Jika kita telaah dari tugas yang dimandatkan oleh Undang-undang untuk Bea Cukai maka kita dapat simpulkan bahwa Bea Cukai posisinya sama dengan pajak yakni sama-sama menjadi sumber pemasukan APBN. Hal ini wajar dalam sistem ekonomi kapitalis. Sistem kapitalis yang berdiri atas dasar materi (untung/rugi). Sehingga tak heran bea cukai pun menjadi lahan bisnis pengusaha terhadap rakyatnya. Istilah yang sering kita dengar untuk yang bekerja di bea cukai merupakan “lahan Basah”. Namun dengan viralnya kasus yang terjadi saat ini bea cukai pun disebut warganet dengan sebutan “tukang palak berseragam” atau “pemalak legal”.
Bea Cukai dalam Islam
Sistem Islam yang sempurna dan paripurna yang berasal dari sang Khaliq telah menetapkan segala aturan di semua lini kehidupan tak terkecuali dalam hal sistem ekonomi. Dalam sistem ekonomi Islam bea cukai bukan sumber pemasukan dalam APBN. Dalam sistem ekonomi silam jalur pemasukan kas negara bisa dari zakat, ghanimah, fai, kharaj, usyr, jizyah, khumus, rikaz serta tambang.
Cukai (maks) adalah harta yang diambil dari komoditi yang melewati perbatasan negara, komoditi tersebut keluar masuk melewati perbatasan tersebut. Nah, inilah yang kita sebut perdagangan luar negeri (perdagangan internasional). Islam memiliki aturan yang rinci untuk hal ini. Dalam sistem perdagangan luar negeri ini Islam tidak melihat komoditinya tapi melihat pelakunya. Bagi sesama pedagang muslim dan ahlul dzimmah (orang kafir yang tinggal di Khilafah dan taat terhadap aturannya) hukumnya haram memungut cukai untuk komoditi mereka baik komoditi tersebut masuk ke wilayah khilafah maupun keluar dari khilafah dengan syarat komoditi tersebut tidak digunakan untuk melawan kaum muslim. Karena dalam Islam terdapat dua wilayah yakni dar Islam dan dar kufur maka komoditi tadi keluar masuk dari dar Islam (khilafah) ke dar kufur.

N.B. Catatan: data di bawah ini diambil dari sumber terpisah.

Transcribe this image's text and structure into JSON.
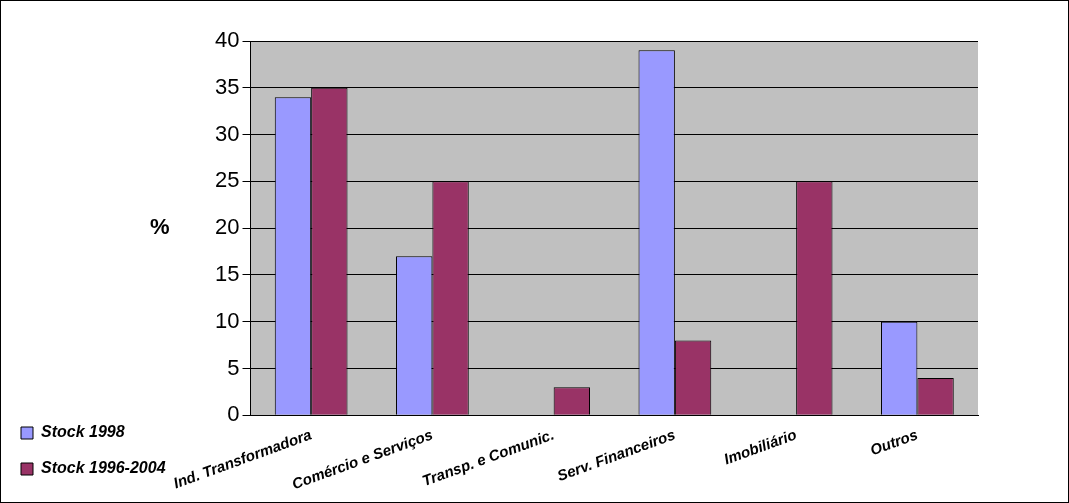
{
  "chart_data": {
    "type": "bar",
    "ylabel": "%",
    "categories": [
      "Ind. Transformadora",
      "Comércio e Serviços",
      "Transp. e Comunic.",
      "Serv. Financeiros",
      "Imobiliário",
      "Outros"
    ],
    "series": [
      {
        "name": "Stock 1998",
        "color": "#9999ff",
        "values": [
          34,
          17,
          null,
          39,
          null,
          10
        ]
      },
      {
        "name": "Stock 1996-2004",
        "color": "#993366",
        "values": [
          35,
          25,
          3,
          8,
          25,
          4
        ]
      }
    ],
    "ylim": [
      0,
      40
    ],
    "yticks": [
      0,
      5,
      10,
      15,
      20,
      25,
      30,
      35,
      40
    ],
    "grid": "y",
    "legend": "bottom left"
  }
}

Dar kufur ini adalah yang secara de jure (secara hukum) memerangi kaum muslim bukan dar kufur secara de facto (secara fakta) sebagaimana 15r431 sehingga dengan dar kufur ini haram untuk menjalin hubungan perdagangan dengannya.

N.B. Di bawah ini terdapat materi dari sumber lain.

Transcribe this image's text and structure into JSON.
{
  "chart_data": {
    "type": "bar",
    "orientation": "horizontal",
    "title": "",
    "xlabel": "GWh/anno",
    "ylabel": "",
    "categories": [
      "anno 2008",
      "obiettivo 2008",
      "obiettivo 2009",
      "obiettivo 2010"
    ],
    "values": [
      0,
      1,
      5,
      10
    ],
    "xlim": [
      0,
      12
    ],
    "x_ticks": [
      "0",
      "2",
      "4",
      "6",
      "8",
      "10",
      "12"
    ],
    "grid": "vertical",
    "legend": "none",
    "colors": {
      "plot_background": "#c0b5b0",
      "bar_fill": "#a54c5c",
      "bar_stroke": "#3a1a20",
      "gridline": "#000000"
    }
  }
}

Selanjutnya, jika pelaku bisnisnya kafir muwahid yang mana mereka memiliki perjanjian dengan khilafah maka cukai yang dikenakan pada mereka sesuai dengan isi perjanjian yang telah disepakati. Sedangkan untuk kafir harbi maka diperbolehkan untuk memungut cukai namun jumlahnya disesuaikan berdasarkan pungutan negaranya kepada pedagang muslim. Sebagaimana yang diriwayatkan dari Abu Mujliz lahiq bin Humaid yang mengatakan “Mereka bertanya kepada Umar ra., “Bagaimana kita harus memungut dari warga negara kufur jika memasuki (wilayah) kita? Umar ra menjawab, ‘Bagaimana mereka memungut dari kalian jika kalian memasuki (wilayah) mereka?’, mereka menjawab, ‘mereka (kaum kufur) memungut tarif bea masuk sebesar 1/10.’ Umar ra berkata, kalau begitu, sebesar itu pula kalian mengambil dari mereka,’(Ibnu Qudamah di dalam kitab Al-Mughni)

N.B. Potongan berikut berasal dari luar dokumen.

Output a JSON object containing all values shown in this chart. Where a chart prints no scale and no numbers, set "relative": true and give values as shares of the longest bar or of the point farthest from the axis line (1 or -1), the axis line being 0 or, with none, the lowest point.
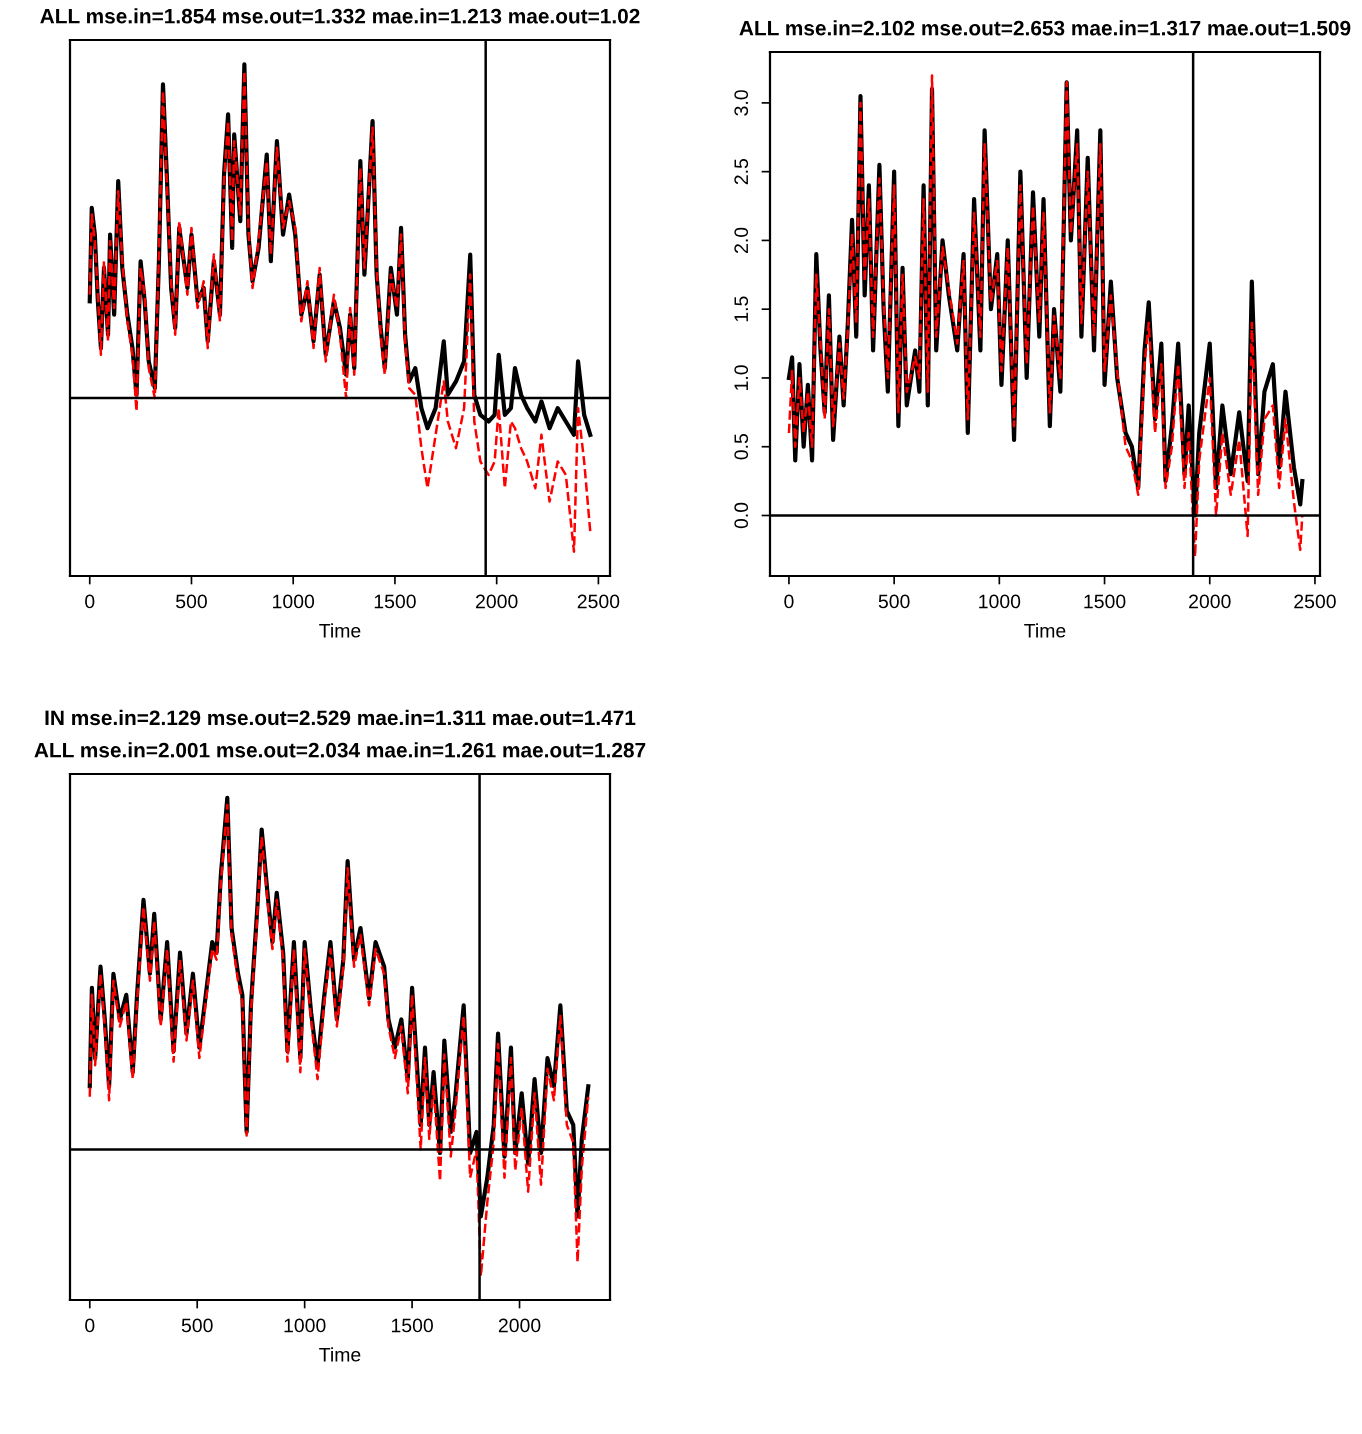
{
  "chart_data": [
    {
      "type": "line",
      "title": "ALL mse.in=1.854 mse.out=1.332 mae.in=1.213 mae.out=1.02",
      "xlabel": "Time",
      "relative": true,
      "tick_labels": "x",
      "xlim": [
        -97,
        2557
      ],
      "xticks": [
        0,
        500,
        1000,
        1500,
        2000,
        2500
      ],
      "grid": false,
      "ref_lines": [
        {
          "axis": "x",
          "value": 1946,
          "color": "#000000"
        },
        {
          "axis": "y",
          "value": 0,
          "color": "#000000"
        }
      ],
      "series": [
        {
          "color": "#000000",
          "line_style": "solid",
          "x": [
            0,
            10,
            25,
            40,
            55,
            70,
            90,
            100,
            120,
            140,
            160,
            185,
            210,
            230,
            250,
            270,
            290,
            320,
            340,
            360,
            380,
            400,
            420,
            440,
            480,
            500,
            530,
            560,
            580,
            610,
            640,
            660,
            680,
            700,
            710,
            740,
            760,
            780,
            800,
            830,
            870,
            890,
            920,
            950,
            980,
            1010,
            1040,
            1070,
            1100,
            1130,
            1160,
            1200,
            1230,
            1260,
            1280,
            1300,
            1330,
            1350,
            1390,
            1410,
            1430,
            1450,
            1480,
            1510,
            1530,
            1550,
            1570,
            1600,
            1630,
            1660,
            1700,
            1740,
            1760,
            1800,
            1840,
            1870,
            1890,
            1920,
            1960,
            1990,
            2010,
            2040,
            2070,
            2090,
            2120,
            2150,
            2190,
            2220,
            2260,
            2300,
            2340,
            2380,
            2400,
            2430,
            2460
          ],
          "values": [
            0.29,
            0.57,
            0.49,
            0.29,
            0.15,
            0.39,
            0.19,
            0.49,
            0.25,
            0.65,
            0.39,
            0.25,
            0.15,
            0.01,
            0.41,
            0.29,
            0.11,
            0.03,
            0.41,
            0.94,
            0.65,
            0.33,
            0.21,
            0.51,
            0.33,
            0.49,
            0.29,
            0.33,
            0.17,
            0.41,
            0.25,
            0.67,
            0.85,
            0.45,
            0.79,
            0.53,
            1.0,
            0.49,
            0.35,
            0.45,
            0.73,
            0.41,
            0.77,
            0.49,
            0.61,
            0.49,
            0.25,
            0.33,
            0.17,
            0.37,
            0.13,
            0.29,
            0.21,
            0.07,
            0.25,
            0.09,
            0.71,
            0.37,
            0.83,
            0.37,
            0.21,
            0.09,
            0.39,
            0.25,
            0.51,
            0.19,
            0.05,
            0.09,
            -0.03,
            -0.09,
            -0.03,
            0.17,
            0.01,
            0.05,
            0.11,
            0.43,
            0.01,
            -0.05,
            -0.07,
            -0.05,
            0.13,
            -0.05,
            -0.03,
            0.09,
            0.01,
            -0.03,
            -0.07,
            -0.01,
            -0.09,
            -0.03,
            -0.07,
            -0.11,
            0.11,
            -0.05,
            -0.11
          ]
        },
        {
          "color": "#ff0000",
          "line_style": "dashed",
          "x": [
            0,
            10,
            25,
            40,
            55,
            70,
            90,
            100,
            120,
            140,
            160,
            185,
            210,
            230,
            250,
            270,
            290,
            320,
            340,
            360,
            380,
            400,
            420,
            440,
            480,
            500,
            530,
            560,
            580,
            610,
            640,
            660,
            680,
            700,
            710,
            740,
            760,
            780,
            800,
            830,
            870,
            890,
            920,
            950,
            980,
            1010,
            1040,
            1070,
            1100,
            1130,
            1160,
            1200,
            1230,
            1260,
            1280,
            1300,
            1330,
            1350,
            1390,
            1410,
            1430,
            1450,
            1480,
            1510,
            1530,
            1550,
            1570,
            1600,
            1630,
            1660,
            1700,
            1740,
            1760,
            1800,
            1840,
            1870,
            1890,
            1920,
            1960,
            1990,
            2010,
            2040,
            2070,
            2090,
            2120,
            2150,
            2190,
            2220,
            2260,
            2300,
            2340,
            2380,
            2400,
            2430,
            2460
          ],
          "values": [
            0.31,
            0.55,
            0.47,
            0.31,
            0.13,
            0.41,
            0.17,
            0.47,
            0.27,
            0.62,
            0.41,
            0.23,
            0.13,
            -0.04,
            0.39,
            0.31,
            0.09,
            0.0,
            0.43,
            0.92,
            0.63,
            0.35,
            0.19,
            0.53,
            0.31,
            0.51,
            0.27,
            0.35,
            0.15,
            0.43,
            0.23,
            0.65,
            0.83,
            0.47,
            0.77,
            0.55,
            0.98,
            0.51,
            0.33,
            0.47,
            0.71,
            0.43,
            0.75,
            0.51,
            0.59,
            0.51,
            0.23,
            0.35,
            0.15,
            0.39,
            0.11,
            0.31,
            0.19,
            0.0,
            0.27,
            0.07,
            0.69,
            0.39,
            0.81,
            0.39,
            0.19,
            0.07,
            0.37,
            0.27,
            0.49,
            0.17,
            0.03,
            0.01,
            -0.15,
            -0.27,
            -0.11,
            0.05,
            -0.07,
            -0.15,
            -0.03,
            0.37,
            -0.07,
            -0.19,
            -0.23,
            -0.19,
            -0.03,
            -0.27,
            -0.07,
            -0.09,
            -0.15,
            -0.19,
            -0.27,
            -0.11,
            -0.31,
            -0.19,
            -0.23,
            -0.46,
            -0.03,
            -0.19,
            -0.4
          ]
        }
      ]
    },
    {
      "type": "line",
      "title": "ALL mse.in=2.102 mse.out=2.653 mae.in=1.317 mae.out=1.509",
      "xlabel": "Time",
      "xlim": [
        -90,
        2524
      ],
      "xticks": [
        0,
        500,
        1000,
        1500,
        2000,
        2500
      ],
      "ylim": [
        -0.44,
        3.37
      ],
      "yticks": [
        {
          "value": 0,
          "label": "0.0"
        },
        {
          "value": 0.5,
          "label": "0.5"
        },
        {
          "value": 1,
          "label": "1.0"
        },
        {
          "value": 1.5,
          "label": "1.5"
        },
        {
          "value": 2,
          "label": "2.0"
        },
        {
          "value": 2.5,
          "label": "2.5"
        },
        {
          "value": 3,
          "label": "3.0"
        }
      ],
      "grid": false,
      "ref_lines": [
        {
          "axis": "x",
          "value": 1921,
          "color": "#000000"
        },
        {
          "axis": "y",
          "value": 0,
          "color": "#000000"
        }
      ],
      "series": [
        {
          "color": "#000000",
          "line_style": "solid",
          "x": [
            0,
            15,
            30,
            50,
            70,
            90,
            110,
            130,
            150,
            170,
            190,
            210,
            240,
            260,
            280,
            300,
            320,
            340,
            360,
            380,
            400,
            430,
            450,
            470,
            500,
            520,
            540,
            560,
            600,
            620,
            640,
            660,
            680,
            700,
            730,
            760,
            800,
            830,
            850,
            880,
            910,
            930,
            960,
            990,
            1010,
            1040,
            1070,
            1100,
            1130,
            1160,
            1190,
            1210,
            1240,
            1260,
            1290,
            1320,
            1340,
            1370,
            1390,
            1420,
            1450,
            1480,
            1500,
            1530,
            1560,
            1600,
            1630,
            1660,
            1690,
            1710,
            1740,
            1770,
            1790,
            1820,
            1850,
            1880,
            1900,
            1930,
            1950,
            2000,
            2030,
            2060,
            2100,
            2140,
            2180,
            2200,
            2230,
            2260,
            2300,
            2330,
            2360,
            2400,
            2430,
            2440
          ],
          "values": [
            1.0,
            1.15,
            0.4,
            1.1,
            0.5,
            0.95,
            0.4,
            1.9,
            1.2,
            0.75,
            1.6,
            0.55,
            1.3,
            0.8,
            1.4,
            2.15,
            1.3,
            3.05,
            1.6,
            2.4,
            1.2,
            2.55,
            1.5,
            0.9,
            2.5,
            0.65,
            1.8,
            0.8,
            1.2,
            0.9,
            2.4,
            0.8,
            3.1,
            1.2,
            2.0,
            1.6,
            1.2,
            1.9,
            0.6,
            2.3,
            1.2,
            2.8,
            1.5,
            1.9,
            0.95,
            2.0,
            0.55,
            2.5,
            1.0,
            2.35,
            1.3,
            2.3,
            0.65,
            1.5,
            0.9,
            3.15,
            2.0,
            2.8,
            1.3,
            2.6,
            1.2,
            2.8,
            0.95,
            1.7,
            1.0,
            0.6,
            0.5,
            0.2,
            1.2,
            1.55,
            0.7,
            1.25,
            0.25,
            0.65,
            1.25,
            0.3,
            0.8,
            0.0,
            0.6,
            1.25,
            0.2,
            0.8,
            0.3,
            0.75,
            0.25,
            1.7,
            0.3,
            0.9,
            1.1,
            0.35,
            0.9,
            0.35,
            0.08,
            0.25
          ]
        },
        {
          "color": "#ff0000",
          "line_style": "dashed",
          "x": [
            0,
            15,
            30,
            50,
            70,
            90,
            110,
            130,
            150,
            170,
            190,
            210,
            240,
            260,
            280,
            300,
            320,
            340,
            360,
            380,
            400,
            430,
            450,
            470,
            500,
            520,
            540,
            560,
            600,
            620,
            640,
            660,
            680,
            700,
            730,
            760,
            800,
            830,
            850,
            880,
            910,
            930,
            960,
            990,
            1010,
            1040,
            1070,
            1100,
            1130,
            1160,
            1190,
            1210,
            1240,
            1260,
            1290,
            1320,
            1340,
            1370,
            1390,
            1420,
            1450,
            1480,
            1500,
            1530,
            1560,
            1600,
            1630,
            1660,
            1690,
            1710,
            1740,
            1770,
            1790,
            1820,
            1850,
            1880,
            1900,
            1930,
            1950,
            2000,
            2030,
            2060,
            2100,
            2140,
            2180,
            2200,
            2230,
            2260,
            2300,
            2330,
            2360,
            2400,
            2430,
            2440
          ],
          "values": [
            0.6,
            1.05,
            0.5,
            1.0,
            0.6,
            0.9,
            0.5,
            1.75,
            1.25,
            0.7,
            1.5,
            0.65,
            1.25,
            0.85,
            1.35,
            2.05,
            1.4,
            3.0,
            1.7,
            2.3,
            1.3,
            2.45,
            1.55,
            1.0,
            2.4,
            0.75,
            1.75,
            0.9,
            1.15,
            1.0,
            2.3,
            0.9,
            3.2,
            1.3,
            1.95,
            1.65,
            1.25,
            1.85,
            0.7,
            2.2,
            1.3,
            2.7,
            1.55,
            1.85,
            1.05,
            1.95,
            0.65,
            2.4,
            1.1,
            2.25,
            1.4,
            2.2,
            0.75,
            1.45,
            1.0,
            3.15,
            2.05,
            2.7,
            1.4,
            2.5,
            1.3,
            2.7,
            1.05,
            1.6,
            1.05,
            0.5,
            0.4,
            0.15,
            1.1,
            1.4,
            0.6,
            1.1,
            0.2,
            0.5,
            1.1,
            0.2,
            0.6,
            -0.3,
            0.4,
            1.0,
            0.0,
            0.6,
            0.15,
            0.55,
            -0.15,
            1.4,
            0.15,
            0.7,
            0.8,
            0.2,
            0.7,
            0.1,
            -0.25,
            0.0
          ]
        }
      ]
    },
    {
      "type": "line",
      "title": "IN mse.in=2.129 mse.out=2.529 mae.in=1.311 mae.out=1.471",
      "subtitle": "ALL mse.in=2.001 mse.out=2.034 mae.in=1.261 mae.out=1.287",
      "xlabel": "Time",
      "relative": true,
      "tick_labels": "x",
      "xlim": [
        -92,
        2421
      ],
      "xticks": [
        0,
        500,
        1000,
        1500,
        2000
      ],
      "grid": false,
      "ref_lines": [
        {
          "axis": "x",
          "value": 1814,
          "color": "#000000"
        },
        {
          "axis": "y",
          "value": 0,
          "color": "#000000"
        }
      ],
      "series": [
        {
          "color": "#000000",
          "line_style": "solid",
          "x": [
            0,
            10,
            25,
            50,
            70,
            90,
            110,
            140,
            170,
            200,
            220,
            250,
            280,
            300,
            330,
            360,
            390,
            420,
            450,
            480,
            510,
            540,
            570,
            590,
            610,
            640,
            660,
            690,
            710,
            730,
            750,
            780,
            800,
            830,
            850,
            870,
            900,
            920,
            950,
            980,
            1000,
            1030,
            1060,
            1090,
            1120,
            1150,
            1180,
            1200,
            1230,
            1260,
            1300,
            1330,
            1370,
            1390,
            1420,
            1450,
            1480,
            1500,
            1540,
            1560,
            1580,
            1600,
            1630,
            1650,
            1680,
            1700,
            1740,
            1770,
            1800,
            1820,
            1850,
            1880,
            1900,
            1930,
            1960,
            1980,
            2010,
            2040,
            2070,
            2100,
            2130,
            2160,
            2190,
            2220,
            2250,
            2270,
            2290,
            2320
          ],
          "values": [
            0.18,
            0.46,
            0.26,
            0.52,
            0.37,
            0.18,
            0.5,
            0.37,
            0.44,
            0.22,
            0.44,
            0.71,
            0.5,
            0.67,
            0.37,
            0.59,
            0.28,
            0.56,
            0.33,
            0.5,
            0.29,
            0.44,
            0.59,
            0.56,
            0.78,
            1.0,
            0.63,
            0.5,
            0.44,
            0.05,
            0.41,
            0.69,
            0.91,
            0.71,
            0.59,
            0.73,
            0.56,
            0.28,
            0.59,
            0.26,
            0.59,
            0.39,
            0.24,
            0.43,
            0.59,
            0.37,
            0.54,
            0.82,
            0.54,
            0.63,
            0.43,
            0.59,
            0.52,
            0.37,
            0.29,
            0.37,
            0.2,
            0.46,
            0.07,
            0.29,
            0.07,
            0.22,
            -0.01,
            0.31,
            0.05,
            0.14,
            0.41,
            -0.01,
            0.05,
            -0.19,
            -0.08,
            0.07,
            0.33,
            -0.02,
            0.29,
            -0.01,
            0.16,
            -0.04,
            0.2,
            -0.01,
            0.26,
            0.18,
            0.41,
            0.11,
            0.07,
            -0.19,
            0.03,
            0.18
          ]
        },
        {
          "color": "#ff0000",
          "line_style": "dashed",
          "x": [
            0,
            10,
            25,
            50,
            70,
            90,
            110,
            140,
            170,
            200,
            220,
            250,
            280,
            300,
            330,
            360,
            390,
            420,
            450,
            480,
            510,
            540,
            570,
            590,
            610,
            640,
            660,
            690,
            710,
            730,
            750,
            780,
            800,
            830,
            850,
            870,
            900,
            920,
            950,
            980,
            1000,
            1030,
            1060,
            1090,
            1120,
            1150,
            1180,
            1200,
            1230,
            1260,
            1300,
            1330,
            1370,
            1390,
            1420,
            1450,
            1480,
            1500,
            1540,
            1560,
            1580,
            1600,
            1630,
            1650,
            1680,
            1700,
            1740,
            1770,
            1800,
            1820,
            1850,
            1880,
            1900,
            1930,
            1960,
            1980,
            2010,
            2040,
            2070,
            2100,
            2130,
            2160,
            2190,
            2220,
            2250,
            2270,
            2290,
            2320
          ],
          "values": [
            0.15,
            0.44,
            0.24,
            0.5,
            0.35,
            0.14,
            0.48,
            0.35,
            0.42,
            0.2,
            0.42,
            0.69,
            0.48,
            0.65,
            0.35,
            0.57,
            0.25,
            0.54,
            0.31,
            0.48,
            0.26,
            0.42,
            0.57,
            0.54,
            0.76,
            0.98,
            0.61,
            0.48,
            0.42,
            0.04,
            0.39,
            0.67,
            0.89,
            0.69,
            0.57,
            0.71,
            0.54,
            0.25,
            0.57,
            0.22,
            0.57,
            0.37,
            0.2,
            0.41,
            0.57,
            0.35,
            0.52,
            0.8,
            0.52,
            0.61,
            0.41,
            0.57,
            0.5,
            0.35,
            0.26,
            0.35,
            0.16,
            0.44,
            0.0,
            0.26,
            0.03,
            0.18,
            -0.09,
            0.27,
            -0.02,
            0.1,
            0.38,
            -0.08,
            0.0,
            -0.36,
            -0.15,
            0.02,
            0.3,
            -0.08,
            0.26,
            -0.06,
            0.12,
            -0.12,
            0.16,
            -0.1,
            0.23,
            0.14,
            0.38,
            0.07,
            0.02,
            -0.32,
            -0.05,
            0.15
          ]
        }
      ]
    }
  ]
}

Hal ini hanya dapat terwujud dengan adanya khilafah yang dipimpin oleh seorang khalifah yang menjadi perisai bagi umat dalam menjalankan syariat Islam yang telah ditetapkan sang Khaliq sehingga hidup menjadi sejahtera dan kita semua mendapatkan keberkahan dari langit dan bumi.